I wasn't worried as much as I was unsettled. It felt like April, not January. April is a creepy month to me, my least favorite month of the year. I have no idea how beautiful October got all the cultural associations with death and fear. October is the opposite. It's teeming with the harvest, with glowing firestorms of colored leaves and ornaments of apples and pears in the trees. No month makes me feel more alive, more grateful, more content. October to me is exactly like the feeling of finally coming home to your lover, leaning back in his seat, and how it feels to find that place curled up against him, your head on his chest. It is bliss and safety, what we all pray to feel. That's October.
But April? April to me is rotting and rumbling earth going through the worst of ugly puberty. It's a necessary ugly period for future blessings. I understand it's role but I can't stand the entire feel of the month. Trees are usually barren and those horrible Easter flowers like lilies come out in people's living rooms; things that smell so putrid only their vulgarity can hide the wafts of embalming fluid and pancake makeup in funeral homes. I hate April. It's too dark for me. A season of zombie-like resurrection, and now my backyard feels like it when it should feel like something out of a Courier and Ives winter scene over a mantle. Take a fistful of wet mud, spit on it, pour some cheap perfume and a rotting egg on top and then set it in a warm place to fester where cat hair and dust give it a smoldering crust…. and you have April.

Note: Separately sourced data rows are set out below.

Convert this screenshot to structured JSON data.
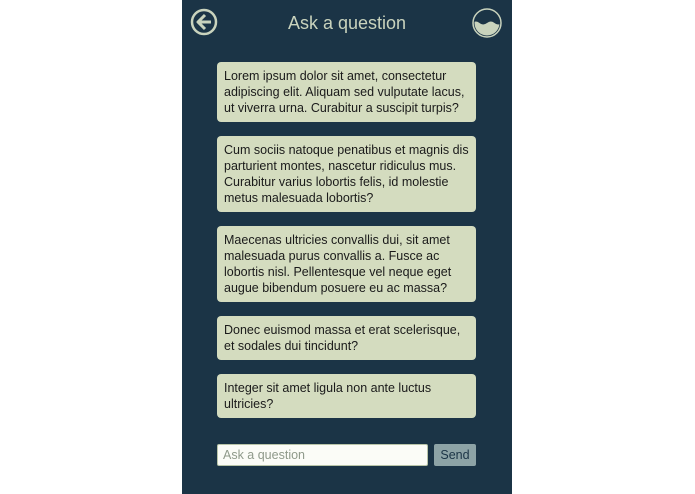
{
  "header": {
    "title": "Ask a question",
    "back_icon": "back-arrow-icon",
    "profile_icon": "water-level-icon"
  },
  "questions": [
    "Lorem ipsum dolor sit amet, consectetur adipiscing elit. Aliquam sed vulputate lacus, ut viverra urna. Curabitur a suscipit turpis?",
    "Cum sociis natoque penatibus et magnis dis parturient montes, nascetur ridiculus mus. Curabitur varius lobortis felis, id molestie metus malesuada lobortis?",
    "Maecenas ultricies convallis dui, sit amet malesuada purus convallis a. Fusce ac lobortis nisl. Pellentesque vel neque eget augue bibendum posuere eu ac massa?",
    "Donec euismod massa et erat scelerisque, et sodales dui tincidunt?",
    "Integer sit amet ligula non ante luctus ultricies?"
  ],
  "composer": {
    "placeholder": "Ask a question",
    "value": "",
    "send_label": "Send"
  },
  "colors": {
    "background": "#1b3446",
    "bubble": "#d4dcbf",
    "accent": "#c9d3bd",
    "send_button": "#8da3a6"
  }
}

So, as you can imagine, this feels wrong. But there is some good news, most importantly, that this horror is over soon. Temperatures should drop back into the teens and snow is in the forecast for the next few days. And with the blessings of winter, comes a healthier flock. My sheep are looking wonderful! Even little Grace, the Cotswold with the poor constitution, has made a full recovery and is getting harder and harder to trap and give injections of ProPen to. The goats are fat, and kids are just 5-6 weeks away. And that means fresh goats milk is only 5-6 weeks away! The fiddle weekend in early Feb is packed and I am working on getting last minute preparations in order. The wool weekend is also jammed with folks and I am thrilled to spend two days with fiber, wheels, carders, and my knitting needles here at the farmhouse. Merlin is soaking wet. But he looks like something out of the LOTR set with his locks whipping in the wind and his dark eyes scanning the ground for hay flakes. He had grown so chubby this winter I can't help but giggle at his belly, but it's mostly water weight. After a good ride or cart trip he slims down and the cart shafts don't touch his sides and his girth is too loose for comfort. So it goes!
So, in summary: The weather is gross but the farm is thriving! And I can not thank those of you who contributed enough. It looks like I will be able to purchase a new camera shortly, but I am very interested in your suggestions. Some people mentioned the Rebel, correct? Any others you like that non-professionals like myself can get better-than-average results with? I can't wait to snap more photos and take more videos!